Though on the softer side, the sternites are too long and rigid for the animal to enroll if they cannot flex or articulate. To get around this, the sternites actually slide past each other in a dipping motion, similar to window blinds, which allows their body to scrunch up into a ball. Trilobite legs have also adapted to allow for this movement by evolving into a wedge shape that can fit together like pizza slices inside the enrolled ball.
“Because the part of the leg that attaches to the body is rarely seen, and certainly not in 3D, people frequently represented it as oval or squarish in cross-section,” Losso said, “but oval or square legs would not allow for the flexibility needed for full enrollment.”
Losso compared the Walcott-Rust fossils to CT scans of modern arthropods of millipedes, isopods, and horseshoe crabs, which were also housed in the MCZ collections. Losso found that modern arthropods used the same movement of sternites as we see in trilobites to enroll their bodies. Trilobites have been found throughout the Paleozoic Era. The adaptation to enroll allowed them to thrive, and they evolved structures to aid in enrollment such as the correct proportions and number of segments in the ventral to keep the body enrolled and wedge-shaped legs.
“The fossils have been known for a long time, but no one had put it together that we could study the ventral adaptations for enrollment using these really great fossils,” Losso said. “These fossils allowed us to compare trilobites with modern arthropods and see that there is really only one way to accomplish enrollment given the arthropod body plan. It’s a great example of convergent evolution amongst all these different lineages, and across a huge swath of time because we’re seeing this in the Ordovician and today. It’s an important strategy for survival that thrives today.”
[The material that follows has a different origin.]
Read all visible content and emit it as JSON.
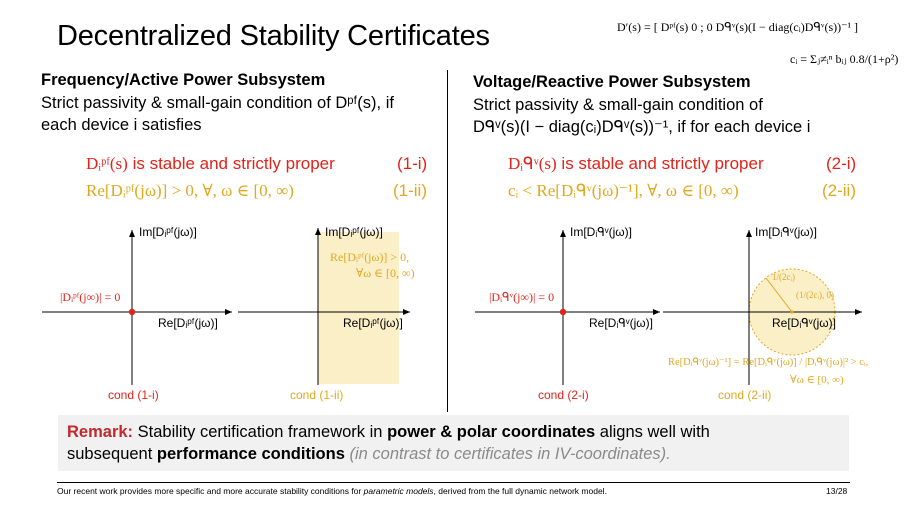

“Sarah’s work has greatly improved our understanding of a key behavioral strategy that made trilobites incredibly successful for over 200 million years, and also brings new attention to the historical collections of Walcott-Rust fossils at the MCZ that went unstudied over 100 years,” said senior author Javier Ortega-Hernández, Assistant Professor in OEB and Curator of Invertebrate Paleontology at the MCZ. “The new data on the three-dimensional morphology of trilobites during enrollment will allow us to accurately model this complex strategy for the first time, and represent a beautiful example of convergent evolution in action across distantly related species.”